For additional analysis on the underlying land dispute, see below.
 


On July 16, 1980, China's State Council issued an Authorization of the Report by the Religious Affairs Office, National Basic Construction Committee, and Other Agencies Regarding Carrying Out Religious Groups' Real Property Policies and Other Issues. Paragraph 3, Subsection 1, of the authorization required the Chinese government to restore to religious bodies their property rights in structures that were previously confiscated. Subsection 3 further required the Chinese government to restore to religious bodies the land use rights in any churches, temples, or other structures attached to those buildings that the government had confiscated during the Cultural Revolution. The local government in Xi'an did not return the school property adjacent to the South Cathedral pursuant to this order and justified this decision on the basis that it needed to take over all basic education functions.

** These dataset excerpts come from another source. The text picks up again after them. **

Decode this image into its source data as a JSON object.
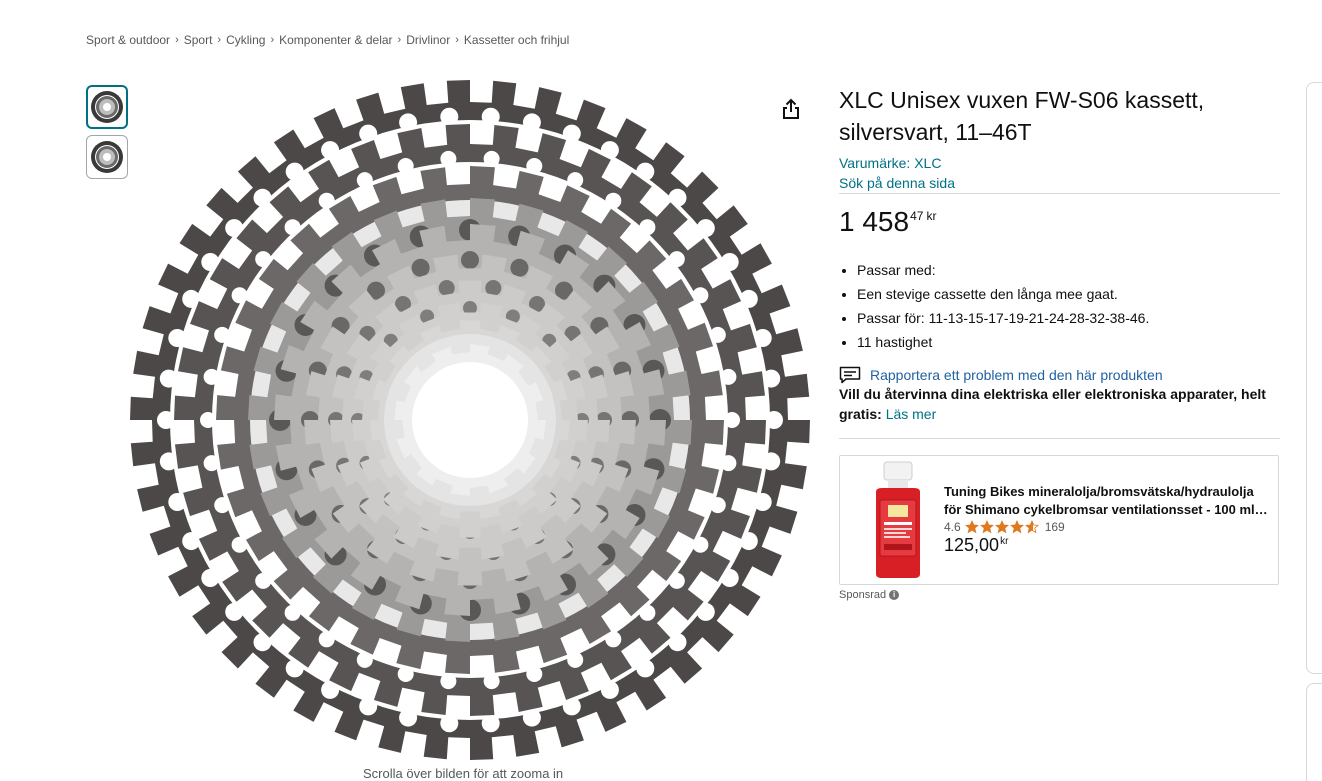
{
  "breadcrumb": [
    "Sport & outdoor",
    "Sport",
    "Cykling",
    "Komponenter & delar",
    "Drivlinor",
    "Kassetter och frihjul"
  ],
  "product": {
    "title": "XLC Unisex vuxen FW-S06 kassett, silversvart, 11–46T",
    "brand_link": "Varumärke: XLC",
    "search_link": "Sök på denna sida",
    "price_whole": "1 458",
    "price_fraction": "47",
    "price_currency": "kr",
    "bullets": [
      "Passar med:",
      "Een stevige cassette den långa mee gaat.",
      "Passar för: 11-13-15-17-19-21-24-28-32-38-46.",
      "11 hastighet"
    ],
    "report_link": "Rapportera ett problem med den här produkten",
    "recycle_text": "Vill du återvinna dina elektriska eller elektroniska apparater, helt gratis",
    "recycle_colon": ":",
    "recycle_link": "Läs mer"
  },
  "image": {
    "zoom_hint": "Scrolla över bilden för att zooma in"
  },
  "sponsored": {
    "title": "Tuning Bikes mineralolja/bromsvätska/hydraulolja för Shimano cykelbromsar ventilationsset - 100 ml…",
    "rating": "4.6",
    "rating_value": 4.6,
    "review_count": "169",
    "price_whole": "125,00",
    "price_currency": "kr",
    "label": "Sponsrad"
  },
  "colors": {
    "link": "#007185",
    "report_link": "#2162a1",
    "star": "#de7921",
    "thumb_active_border": "#007185"
  },
  "icons": {
    "share": "share-icon",
    "report": "comment-icon",
    "info": "info-icon"
  }
}
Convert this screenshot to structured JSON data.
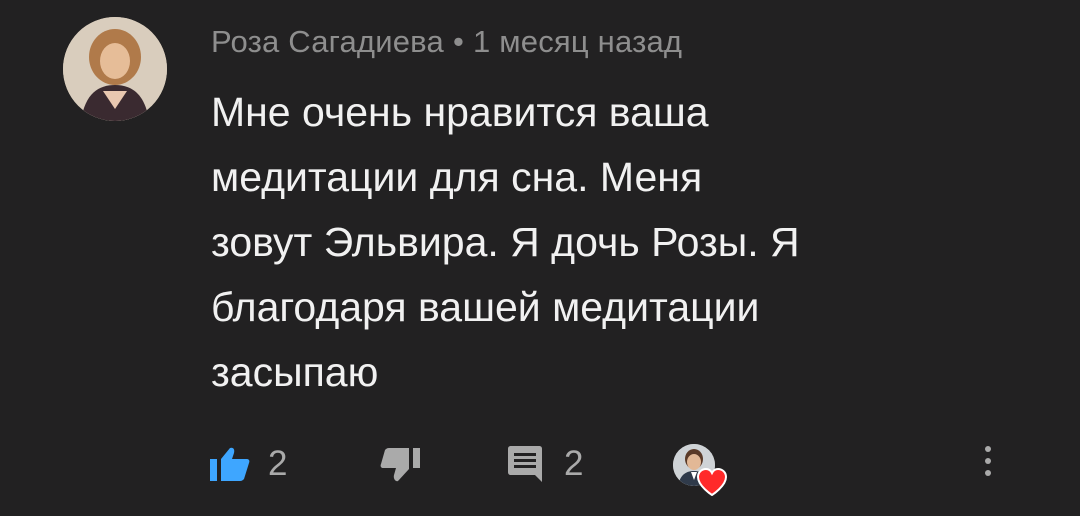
{
  "comment": {
    "author": "Роза Сагадиева",
    "separator": "•",
    "time": "1 месяц назад",
    "lines": [
      "Мне очень нравится ваша",
      "медитации для сна. Меня",
      "зовут Эльвира. Я дочь Розы. Я",
      "благодаря вашей медитации",
      "засыпаю"
    ]
  },
  "actions": {
    "like_count": "2",
    "reply_count": "2"
  },
  "colors": {
    "background": "#222122",
    "text": "#f1f1f1",
    "muted": "#8e8e8e",
    "like_active": "#3ea6ff",
    "heart": "#ff2a2a"
  },
  "icons": {
    "like": "thumbs-up-icon",
    "dislike": "thumbs-down-icon",
    "reply": "comment-icon",
    "hearted": "creator-heart-icon",
    "more": "more-vertical-icon"
  }
}
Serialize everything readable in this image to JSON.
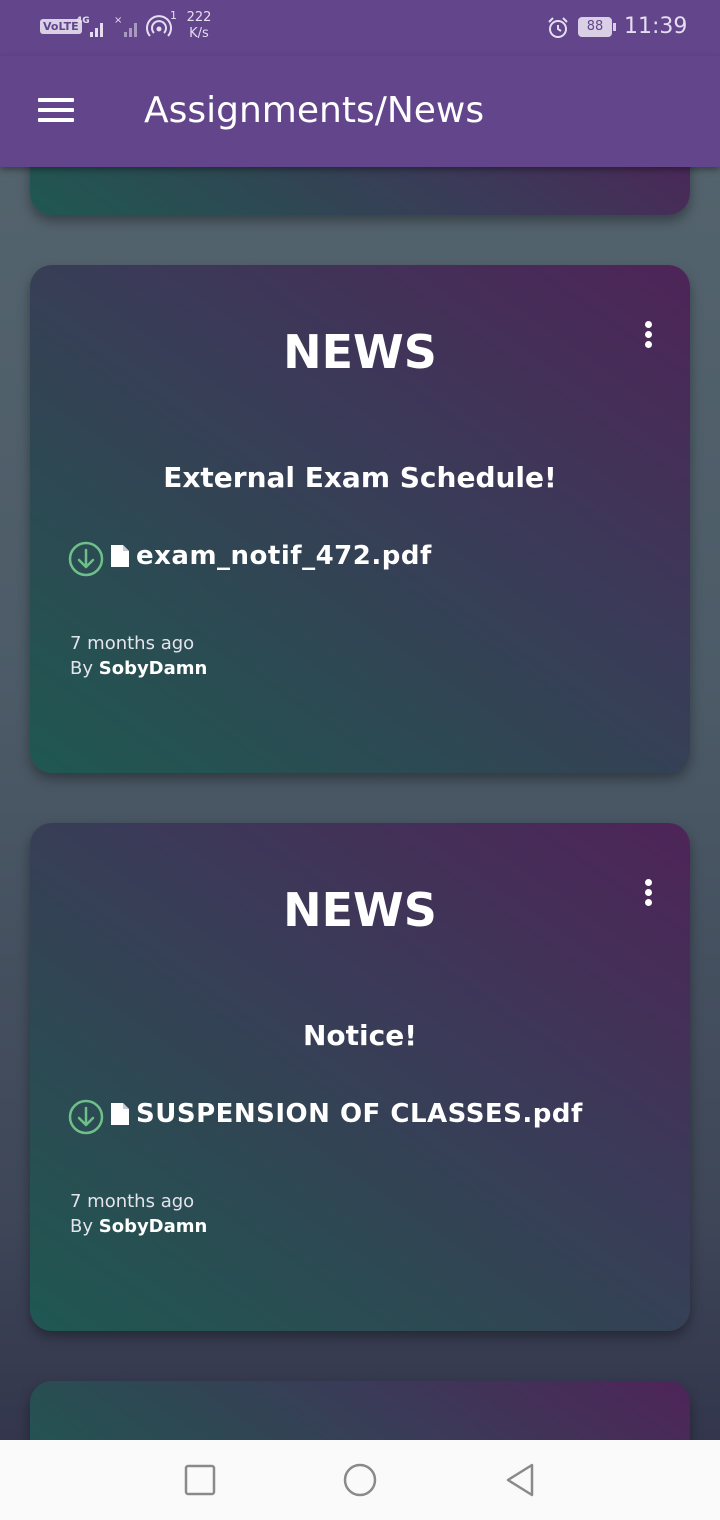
{
  "status_bar": {
    "volte": "VoLTE",
    "network": "4G",
    "sim_slot": "1",
    "speed_value": "222",
    "speed_unit": "K/s",
    "battery": "88",
    "time": "11:39"
  },
  "header": {
    "title": "Assignments/News"
  },
  "cards": [
    {
      "type": "NEWS",
      "heading": "External Exam Schedule!",
      "attachment": "exam_notif_472.pdf",
      "time": "7 months ago",
      "by_prefix": "By ",
      "author": "SobyDamn"
    },
    {
      "type": "NEWS",
      "heading": "Notice!",
      "attachment": "SUSPENSION OF CLASSES.pdf",
      "time": "7 months ago",
      "by_prefix": "By ",
      "author": "SobyDamn"
    }
  ],
  "colors": {
    "app_bar": "#62458a",
    "download_icon": "#6fbf8a",
    "card_gradient_start": "#1f5852",
    "card_gradient_end": "#4e2458"
  },
  "icons": {
    "menu": "hamburger-icon",
    "card_options": "more-vert-icon",
    "download": "download-circle-icon",
    "file": "file-icon",
    "nav_recents": "square-icon",
    "nav_home": "circle-icon",
    "nav_back": "triangle-back-icon"
  }
}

The State Council later passed new Regulations on Religious Affairs, effective March 1, 2005. Chinese officials and experts praised the new regulations as an advance in protecting the freedom of religious belief. Provisions in Chapter 5 guarantee additional protection of religious property, but do not address the failure of local governments to return church properties as required by law in 1980.

The government has issued numerous regulations and circulars prohibiting violence, intimidation, and other abusive tactics to relocate residents and make way for new developments. In June 2004, the State Council issued a Notice on Controlling the Scope of Housing Demolition and Relocation in Cities and Towns and Tightening Up Demolition and Relocation Management and urged the prohibition of "methods such as cutting off electricity, gas, or heat, blocking traffic, and other tactics to force residents subject to demolition to move." In August, a Shanghai court sentenced to death two employees of a demolition and relocation company for violent evictions. According to a March 8 China Daily article, the Shanghai municipal government also announced that it will bring criminal charges against those found to cut off power, water, or gas to homes in order to encourage residents to move out. Nonetheless, violence and coercive measures have continued as recently as November 23, through this incident in Xi'an, and a November 30, through forced evictions in Chongqing municipality.